Payward Raises $5M From Hummingbird To Fund Kraken Bitcoin Exchange

The implosion of Mt. Gox is just every other Bitcoin exchange’s gain.

Payward, which runs the alt-coin exchange Kraken, said it just raised a $5 million Series A round. Hummingbird Ventures, which is based out of Europe, led the round. Other angels included Trace Meyer and SecondMarket founder Barry Silbert.

Kraken is a platform that serves bitcoin along with a number of other currencies like Litecoin, Namecoin, Ven and Ripple. It’s one of the top 10 Bitcoin exchanges by volume, but there are other larger ones that serve multiple currencies like BTC-e, which appears to be based out of Eastern Europe.

Kraken’s platform supports margin trading, advanced ordering, fast deposits and withdrawals through a partnership with German online bank Fidor Bank. The company’s new funding round will go toward legal compliance and ensuring the security of the site.

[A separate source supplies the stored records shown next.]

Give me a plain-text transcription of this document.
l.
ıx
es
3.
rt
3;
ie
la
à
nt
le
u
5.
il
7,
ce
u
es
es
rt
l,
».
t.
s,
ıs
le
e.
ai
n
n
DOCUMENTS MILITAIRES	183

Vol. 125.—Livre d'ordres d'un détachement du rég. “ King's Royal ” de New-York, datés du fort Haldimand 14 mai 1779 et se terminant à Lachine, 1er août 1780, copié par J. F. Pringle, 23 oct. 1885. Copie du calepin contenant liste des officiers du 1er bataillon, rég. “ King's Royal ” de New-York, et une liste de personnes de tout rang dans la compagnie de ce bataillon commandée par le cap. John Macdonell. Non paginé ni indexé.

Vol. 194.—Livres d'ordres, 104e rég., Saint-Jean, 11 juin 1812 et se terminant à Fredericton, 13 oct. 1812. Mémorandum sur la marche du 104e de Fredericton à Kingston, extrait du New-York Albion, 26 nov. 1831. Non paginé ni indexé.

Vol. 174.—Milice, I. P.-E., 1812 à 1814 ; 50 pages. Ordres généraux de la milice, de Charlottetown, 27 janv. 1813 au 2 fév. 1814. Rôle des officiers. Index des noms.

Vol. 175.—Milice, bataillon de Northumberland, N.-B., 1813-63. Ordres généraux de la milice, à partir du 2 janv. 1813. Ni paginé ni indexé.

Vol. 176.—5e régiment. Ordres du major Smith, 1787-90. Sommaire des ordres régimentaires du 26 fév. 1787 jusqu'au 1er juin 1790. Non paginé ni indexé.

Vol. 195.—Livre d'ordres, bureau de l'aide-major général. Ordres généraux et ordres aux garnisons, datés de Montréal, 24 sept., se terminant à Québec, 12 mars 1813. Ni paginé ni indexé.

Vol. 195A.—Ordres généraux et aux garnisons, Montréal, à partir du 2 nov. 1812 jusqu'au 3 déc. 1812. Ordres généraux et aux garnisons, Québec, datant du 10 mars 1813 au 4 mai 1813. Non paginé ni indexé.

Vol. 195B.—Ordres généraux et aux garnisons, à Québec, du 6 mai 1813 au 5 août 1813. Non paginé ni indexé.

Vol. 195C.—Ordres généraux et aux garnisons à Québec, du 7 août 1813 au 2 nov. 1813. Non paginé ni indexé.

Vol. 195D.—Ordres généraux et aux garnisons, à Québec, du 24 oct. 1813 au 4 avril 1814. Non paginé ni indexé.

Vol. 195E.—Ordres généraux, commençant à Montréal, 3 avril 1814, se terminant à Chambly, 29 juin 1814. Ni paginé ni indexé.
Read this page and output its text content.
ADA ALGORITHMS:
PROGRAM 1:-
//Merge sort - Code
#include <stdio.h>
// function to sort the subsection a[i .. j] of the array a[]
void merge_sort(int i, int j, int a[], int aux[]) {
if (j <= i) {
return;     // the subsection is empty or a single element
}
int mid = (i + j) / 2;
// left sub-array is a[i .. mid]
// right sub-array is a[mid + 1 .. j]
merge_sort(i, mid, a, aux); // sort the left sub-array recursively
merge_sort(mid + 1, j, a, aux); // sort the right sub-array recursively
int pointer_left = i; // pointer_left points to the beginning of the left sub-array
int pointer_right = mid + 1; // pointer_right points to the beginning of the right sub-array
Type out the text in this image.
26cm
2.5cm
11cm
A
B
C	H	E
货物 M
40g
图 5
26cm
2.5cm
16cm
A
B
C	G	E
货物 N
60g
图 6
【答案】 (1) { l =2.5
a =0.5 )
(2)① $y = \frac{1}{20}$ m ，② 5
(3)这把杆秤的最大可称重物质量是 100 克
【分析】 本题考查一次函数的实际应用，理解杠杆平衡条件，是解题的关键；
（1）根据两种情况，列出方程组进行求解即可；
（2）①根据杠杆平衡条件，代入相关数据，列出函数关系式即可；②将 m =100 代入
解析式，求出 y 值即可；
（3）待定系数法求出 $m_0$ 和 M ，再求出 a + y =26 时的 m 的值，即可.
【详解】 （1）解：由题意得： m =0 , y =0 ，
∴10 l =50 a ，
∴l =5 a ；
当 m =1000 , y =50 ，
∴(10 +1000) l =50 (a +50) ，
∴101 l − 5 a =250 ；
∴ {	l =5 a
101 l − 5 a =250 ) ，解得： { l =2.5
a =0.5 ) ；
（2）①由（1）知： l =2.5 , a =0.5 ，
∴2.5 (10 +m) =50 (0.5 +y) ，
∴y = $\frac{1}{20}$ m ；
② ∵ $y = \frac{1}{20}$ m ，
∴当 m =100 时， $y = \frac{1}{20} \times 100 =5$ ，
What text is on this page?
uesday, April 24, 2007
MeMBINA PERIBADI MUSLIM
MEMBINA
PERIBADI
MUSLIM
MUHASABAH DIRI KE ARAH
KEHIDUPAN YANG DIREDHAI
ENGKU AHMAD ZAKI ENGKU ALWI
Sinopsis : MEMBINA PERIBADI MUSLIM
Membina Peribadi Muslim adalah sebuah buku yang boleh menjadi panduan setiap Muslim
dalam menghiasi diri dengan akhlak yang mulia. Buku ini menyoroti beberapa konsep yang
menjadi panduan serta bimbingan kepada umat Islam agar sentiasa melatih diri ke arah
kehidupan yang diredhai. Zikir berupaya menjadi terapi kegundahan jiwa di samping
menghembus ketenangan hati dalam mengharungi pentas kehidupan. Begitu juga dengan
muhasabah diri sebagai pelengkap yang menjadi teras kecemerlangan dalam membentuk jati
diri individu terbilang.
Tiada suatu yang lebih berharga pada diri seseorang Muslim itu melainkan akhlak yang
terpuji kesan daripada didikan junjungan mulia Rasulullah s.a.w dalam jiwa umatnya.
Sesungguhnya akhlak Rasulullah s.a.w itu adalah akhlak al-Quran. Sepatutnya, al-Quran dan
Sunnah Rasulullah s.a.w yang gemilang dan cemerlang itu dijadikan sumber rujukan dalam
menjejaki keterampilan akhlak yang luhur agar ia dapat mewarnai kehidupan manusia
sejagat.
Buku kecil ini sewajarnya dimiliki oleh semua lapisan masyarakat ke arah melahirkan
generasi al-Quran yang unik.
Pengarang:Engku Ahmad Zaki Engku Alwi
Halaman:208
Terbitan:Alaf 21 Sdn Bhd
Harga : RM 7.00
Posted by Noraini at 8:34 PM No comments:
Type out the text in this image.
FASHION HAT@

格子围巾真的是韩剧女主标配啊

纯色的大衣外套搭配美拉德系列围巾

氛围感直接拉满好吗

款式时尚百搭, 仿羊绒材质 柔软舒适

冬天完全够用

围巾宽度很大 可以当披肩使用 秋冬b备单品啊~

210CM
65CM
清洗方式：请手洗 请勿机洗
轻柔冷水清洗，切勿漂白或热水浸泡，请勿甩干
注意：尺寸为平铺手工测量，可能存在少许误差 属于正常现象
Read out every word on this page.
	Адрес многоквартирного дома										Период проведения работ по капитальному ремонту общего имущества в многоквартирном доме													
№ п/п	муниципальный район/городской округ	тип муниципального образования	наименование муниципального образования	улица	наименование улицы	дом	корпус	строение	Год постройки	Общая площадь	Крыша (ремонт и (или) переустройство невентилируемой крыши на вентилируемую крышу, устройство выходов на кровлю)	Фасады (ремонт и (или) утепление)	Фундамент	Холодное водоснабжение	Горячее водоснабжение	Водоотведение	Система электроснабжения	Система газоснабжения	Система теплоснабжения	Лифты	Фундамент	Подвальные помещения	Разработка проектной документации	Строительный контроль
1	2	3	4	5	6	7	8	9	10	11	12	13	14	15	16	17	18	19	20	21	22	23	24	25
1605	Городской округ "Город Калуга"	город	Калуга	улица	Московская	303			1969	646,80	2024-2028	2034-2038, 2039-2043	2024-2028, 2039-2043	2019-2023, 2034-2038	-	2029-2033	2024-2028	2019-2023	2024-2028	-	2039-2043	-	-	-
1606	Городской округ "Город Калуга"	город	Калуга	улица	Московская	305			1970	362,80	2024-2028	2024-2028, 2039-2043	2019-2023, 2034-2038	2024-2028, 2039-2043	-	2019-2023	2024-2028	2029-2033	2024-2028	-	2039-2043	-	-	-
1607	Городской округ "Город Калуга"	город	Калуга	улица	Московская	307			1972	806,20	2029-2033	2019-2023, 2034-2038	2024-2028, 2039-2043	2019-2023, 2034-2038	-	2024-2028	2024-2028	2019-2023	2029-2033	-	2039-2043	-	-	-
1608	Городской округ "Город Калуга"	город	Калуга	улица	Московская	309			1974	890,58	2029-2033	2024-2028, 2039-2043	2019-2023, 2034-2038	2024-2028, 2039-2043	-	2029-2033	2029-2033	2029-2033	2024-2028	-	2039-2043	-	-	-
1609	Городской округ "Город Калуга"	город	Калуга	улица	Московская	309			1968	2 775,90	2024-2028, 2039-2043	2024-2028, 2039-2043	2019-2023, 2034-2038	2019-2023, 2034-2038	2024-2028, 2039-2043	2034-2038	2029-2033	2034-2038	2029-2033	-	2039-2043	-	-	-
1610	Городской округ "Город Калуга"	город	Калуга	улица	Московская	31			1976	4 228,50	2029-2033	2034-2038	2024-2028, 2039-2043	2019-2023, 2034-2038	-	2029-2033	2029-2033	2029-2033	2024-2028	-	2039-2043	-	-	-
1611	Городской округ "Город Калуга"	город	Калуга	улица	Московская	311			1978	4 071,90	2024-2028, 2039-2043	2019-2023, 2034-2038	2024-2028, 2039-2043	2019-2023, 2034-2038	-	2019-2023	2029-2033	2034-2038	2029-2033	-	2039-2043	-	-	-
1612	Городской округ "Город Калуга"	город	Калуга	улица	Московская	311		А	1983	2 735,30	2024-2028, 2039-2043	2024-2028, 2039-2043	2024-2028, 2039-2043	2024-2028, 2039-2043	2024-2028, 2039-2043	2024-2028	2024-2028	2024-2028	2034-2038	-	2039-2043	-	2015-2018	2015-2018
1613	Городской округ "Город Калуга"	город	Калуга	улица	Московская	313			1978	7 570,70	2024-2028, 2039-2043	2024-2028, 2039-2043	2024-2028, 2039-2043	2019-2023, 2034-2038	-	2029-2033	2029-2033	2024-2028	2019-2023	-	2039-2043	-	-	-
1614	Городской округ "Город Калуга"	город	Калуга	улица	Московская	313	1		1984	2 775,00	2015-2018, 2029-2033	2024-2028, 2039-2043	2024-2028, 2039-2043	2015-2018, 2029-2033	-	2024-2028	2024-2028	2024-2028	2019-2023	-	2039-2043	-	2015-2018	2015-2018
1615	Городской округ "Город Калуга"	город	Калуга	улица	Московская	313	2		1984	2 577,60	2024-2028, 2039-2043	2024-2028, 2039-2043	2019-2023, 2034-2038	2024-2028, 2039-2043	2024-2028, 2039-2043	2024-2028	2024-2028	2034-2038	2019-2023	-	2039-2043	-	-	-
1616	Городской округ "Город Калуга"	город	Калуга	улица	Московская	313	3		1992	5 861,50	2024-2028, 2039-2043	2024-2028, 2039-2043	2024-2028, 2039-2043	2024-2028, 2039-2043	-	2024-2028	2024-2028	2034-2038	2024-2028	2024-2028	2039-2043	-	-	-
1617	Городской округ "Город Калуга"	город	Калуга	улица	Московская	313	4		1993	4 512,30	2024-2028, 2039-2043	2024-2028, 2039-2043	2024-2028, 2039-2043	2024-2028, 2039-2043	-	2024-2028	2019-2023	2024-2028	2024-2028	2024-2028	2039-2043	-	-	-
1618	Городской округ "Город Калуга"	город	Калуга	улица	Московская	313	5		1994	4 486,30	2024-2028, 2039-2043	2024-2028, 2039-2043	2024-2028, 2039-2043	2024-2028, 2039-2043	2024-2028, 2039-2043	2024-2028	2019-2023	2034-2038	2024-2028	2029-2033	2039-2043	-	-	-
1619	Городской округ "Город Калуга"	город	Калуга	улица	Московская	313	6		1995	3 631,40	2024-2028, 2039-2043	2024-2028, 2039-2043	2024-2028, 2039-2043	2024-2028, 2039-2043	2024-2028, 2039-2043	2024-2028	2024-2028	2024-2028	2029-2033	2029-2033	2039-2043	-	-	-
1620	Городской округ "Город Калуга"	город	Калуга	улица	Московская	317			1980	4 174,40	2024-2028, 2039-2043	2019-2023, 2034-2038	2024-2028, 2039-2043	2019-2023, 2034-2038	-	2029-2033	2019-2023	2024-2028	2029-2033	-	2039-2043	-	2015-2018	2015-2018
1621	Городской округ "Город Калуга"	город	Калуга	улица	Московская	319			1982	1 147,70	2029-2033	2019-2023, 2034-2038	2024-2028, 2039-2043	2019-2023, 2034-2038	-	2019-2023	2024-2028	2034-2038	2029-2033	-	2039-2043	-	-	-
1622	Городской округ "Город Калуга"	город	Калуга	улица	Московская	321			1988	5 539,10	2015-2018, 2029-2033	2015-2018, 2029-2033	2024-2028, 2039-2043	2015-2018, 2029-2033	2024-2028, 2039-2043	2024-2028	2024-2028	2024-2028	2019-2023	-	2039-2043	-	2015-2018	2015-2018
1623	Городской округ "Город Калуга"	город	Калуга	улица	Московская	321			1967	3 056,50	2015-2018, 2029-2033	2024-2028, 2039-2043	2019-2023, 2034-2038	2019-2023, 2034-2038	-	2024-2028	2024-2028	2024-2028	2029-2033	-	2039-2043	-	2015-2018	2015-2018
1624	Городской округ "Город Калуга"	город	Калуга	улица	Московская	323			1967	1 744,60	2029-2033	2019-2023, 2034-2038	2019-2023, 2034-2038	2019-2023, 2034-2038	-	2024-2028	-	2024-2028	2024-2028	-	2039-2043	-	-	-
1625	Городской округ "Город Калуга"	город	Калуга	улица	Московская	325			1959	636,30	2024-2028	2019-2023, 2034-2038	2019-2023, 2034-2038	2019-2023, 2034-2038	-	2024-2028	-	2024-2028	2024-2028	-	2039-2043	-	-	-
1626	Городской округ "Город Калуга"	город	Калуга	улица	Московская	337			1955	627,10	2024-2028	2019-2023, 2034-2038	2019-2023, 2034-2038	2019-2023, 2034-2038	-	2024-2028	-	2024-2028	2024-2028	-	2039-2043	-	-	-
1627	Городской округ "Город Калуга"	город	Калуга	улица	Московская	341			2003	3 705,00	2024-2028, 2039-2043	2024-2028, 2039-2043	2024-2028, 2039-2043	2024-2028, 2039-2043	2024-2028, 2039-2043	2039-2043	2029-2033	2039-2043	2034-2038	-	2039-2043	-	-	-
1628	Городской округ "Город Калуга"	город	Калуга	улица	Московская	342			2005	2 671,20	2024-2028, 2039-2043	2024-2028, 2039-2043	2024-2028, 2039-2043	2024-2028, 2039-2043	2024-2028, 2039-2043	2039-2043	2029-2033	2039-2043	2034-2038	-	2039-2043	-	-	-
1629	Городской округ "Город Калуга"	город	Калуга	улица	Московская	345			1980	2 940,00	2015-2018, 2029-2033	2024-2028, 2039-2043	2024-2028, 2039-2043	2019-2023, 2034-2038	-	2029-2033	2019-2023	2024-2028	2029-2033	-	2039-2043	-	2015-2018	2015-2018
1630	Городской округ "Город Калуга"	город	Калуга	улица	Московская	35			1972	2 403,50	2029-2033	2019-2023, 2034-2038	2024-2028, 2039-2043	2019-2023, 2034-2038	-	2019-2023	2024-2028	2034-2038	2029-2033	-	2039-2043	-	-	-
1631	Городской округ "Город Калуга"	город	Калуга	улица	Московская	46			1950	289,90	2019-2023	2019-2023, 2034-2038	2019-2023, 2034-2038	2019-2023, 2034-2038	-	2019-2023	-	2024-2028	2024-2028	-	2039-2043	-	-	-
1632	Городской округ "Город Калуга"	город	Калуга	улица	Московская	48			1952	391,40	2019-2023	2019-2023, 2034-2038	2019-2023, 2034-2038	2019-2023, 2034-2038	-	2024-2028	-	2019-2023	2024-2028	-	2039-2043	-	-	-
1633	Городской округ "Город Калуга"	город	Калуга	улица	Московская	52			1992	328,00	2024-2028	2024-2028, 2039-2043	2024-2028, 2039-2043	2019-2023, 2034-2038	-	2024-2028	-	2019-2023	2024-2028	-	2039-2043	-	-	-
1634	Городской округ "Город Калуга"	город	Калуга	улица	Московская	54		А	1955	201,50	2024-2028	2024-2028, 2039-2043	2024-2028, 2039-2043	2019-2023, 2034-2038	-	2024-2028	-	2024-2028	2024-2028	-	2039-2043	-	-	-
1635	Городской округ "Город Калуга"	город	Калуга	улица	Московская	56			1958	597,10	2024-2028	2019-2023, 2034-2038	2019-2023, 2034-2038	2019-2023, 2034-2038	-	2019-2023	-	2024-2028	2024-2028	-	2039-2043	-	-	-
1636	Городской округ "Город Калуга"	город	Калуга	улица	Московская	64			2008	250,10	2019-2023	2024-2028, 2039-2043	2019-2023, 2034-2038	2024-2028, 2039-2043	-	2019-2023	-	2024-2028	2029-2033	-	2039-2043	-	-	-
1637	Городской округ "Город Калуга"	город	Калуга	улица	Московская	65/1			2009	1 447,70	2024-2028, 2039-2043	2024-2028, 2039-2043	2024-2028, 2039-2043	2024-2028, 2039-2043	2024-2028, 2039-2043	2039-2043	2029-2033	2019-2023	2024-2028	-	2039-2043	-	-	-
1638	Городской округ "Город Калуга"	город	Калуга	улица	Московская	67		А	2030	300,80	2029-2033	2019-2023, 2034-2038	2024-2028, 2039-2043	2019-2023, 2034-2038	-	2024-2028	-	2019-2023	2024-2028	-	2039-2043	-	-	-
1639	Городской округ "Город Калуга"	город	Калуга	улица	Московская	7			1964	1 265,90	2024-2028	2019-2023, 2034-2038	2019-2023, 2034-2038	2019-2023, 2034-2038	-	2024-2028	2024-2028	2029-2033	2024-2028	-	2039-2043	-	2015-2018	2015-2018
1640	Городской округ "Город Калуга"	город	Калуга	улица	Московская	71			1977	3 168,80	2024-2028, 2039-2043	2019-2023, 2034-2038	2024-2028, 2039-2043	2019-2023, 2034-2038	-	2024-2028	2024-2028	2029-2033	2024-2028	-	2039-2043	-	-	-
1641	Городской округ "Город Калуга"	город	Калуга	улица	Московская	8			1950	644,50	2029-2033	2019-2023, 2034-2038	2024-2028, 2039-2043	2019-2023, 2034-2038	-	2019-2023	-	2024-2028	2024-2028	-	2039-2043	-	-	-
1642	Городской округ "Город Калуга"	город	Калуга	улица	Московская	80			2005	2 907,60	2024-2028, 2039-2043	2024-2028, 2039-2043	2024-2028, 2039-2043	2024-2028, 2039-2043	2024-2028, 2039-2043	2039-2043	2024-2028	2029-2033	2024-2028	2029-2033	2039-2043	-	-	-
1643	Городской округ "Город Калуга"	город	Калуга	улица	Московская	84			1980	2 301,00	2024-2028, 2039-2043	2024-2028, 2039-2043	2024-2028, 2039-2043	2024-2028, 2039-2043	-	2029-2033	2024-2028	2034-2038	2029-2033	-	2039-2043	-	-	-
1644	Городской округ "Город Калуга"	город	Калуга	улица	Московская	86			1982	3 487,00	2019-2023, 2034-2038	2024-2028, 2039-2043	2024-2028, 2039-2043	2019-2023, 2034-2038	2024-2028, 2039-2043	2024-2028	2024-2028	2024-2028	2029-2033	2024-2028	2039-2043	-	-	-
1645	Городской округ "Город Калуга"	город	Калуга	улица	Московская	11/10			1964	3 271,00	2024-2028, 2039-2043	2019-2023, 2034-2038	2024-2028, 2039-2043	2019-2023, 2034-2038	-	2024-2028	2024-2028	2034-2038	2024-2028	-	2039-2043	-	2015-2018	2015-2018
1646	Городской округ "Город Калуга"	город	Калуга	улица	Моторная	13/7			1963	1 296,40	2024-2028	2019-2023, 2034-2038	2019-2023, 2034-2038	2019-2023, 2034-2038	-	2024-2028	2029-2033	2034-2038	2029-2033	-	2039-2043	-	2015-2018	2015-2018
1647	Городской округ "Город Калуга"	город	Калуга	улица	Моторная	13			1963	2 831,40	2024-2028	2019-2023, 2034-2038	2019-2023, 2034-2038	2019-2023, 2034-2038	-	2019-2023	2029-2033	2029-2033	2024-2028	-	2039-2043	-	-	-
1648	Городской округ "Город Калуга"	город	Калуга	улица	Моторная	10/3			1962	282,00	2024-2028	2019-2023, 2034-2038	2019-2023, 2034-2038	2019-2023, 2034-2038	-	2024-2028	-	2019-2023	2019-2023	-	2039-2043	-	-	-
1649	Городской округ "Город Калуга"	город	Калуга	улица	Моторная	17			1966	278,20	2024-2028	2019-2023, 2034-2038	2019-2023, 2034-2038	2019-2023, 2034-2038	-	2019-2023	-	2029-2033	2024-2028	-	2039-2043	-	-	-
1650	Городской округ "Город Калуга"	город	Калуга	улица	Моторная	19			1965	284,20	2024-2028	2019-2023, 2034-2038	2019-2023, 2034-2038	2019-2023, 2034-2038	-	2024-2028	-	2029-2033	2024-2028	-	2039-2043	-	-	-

“It’ll be mostly legal bills,” joked CEO Jesse Powell, who said most of the funding will actually go toward acquiring money transmitter licenses. The company now has 25 employees and there are plans to hire many more.

The company said that while the U.S. is the largest Bitcoin market, most Bitcoin liquidity is held elsewhere in part because of the lack of regulatory clarity and because major bank partners are hesitant to partner with or support Bitcoin-related companies. Other U.S.-based venture-backed Bitcoin companies like Coinbase and Bitpay have U.S. bank partners.

Kraken and other platforms like the Slovenian exchange Bitstamp and the U.S.-based Bitcoin wallet and payment processor Coinbase have stepped up to take some of the transaction activity that Mt.Gox once shouldered when it was the biggest exchange by volume in the world. Kraken was one of several bitcoin startups that banded together in a joint statement condemning Mt.Gox’s management before it filed for bankruptcy amid several hundred millions of dollars of losses.

For awhile through and after Gox’s troubles, Kraken was seeing double their normal user sign-up volume. But Gox was very problematic in other ways.

“Everyone in the space ultimately lost, and for the discussing that we were having with banks, it was hard,” Powell said.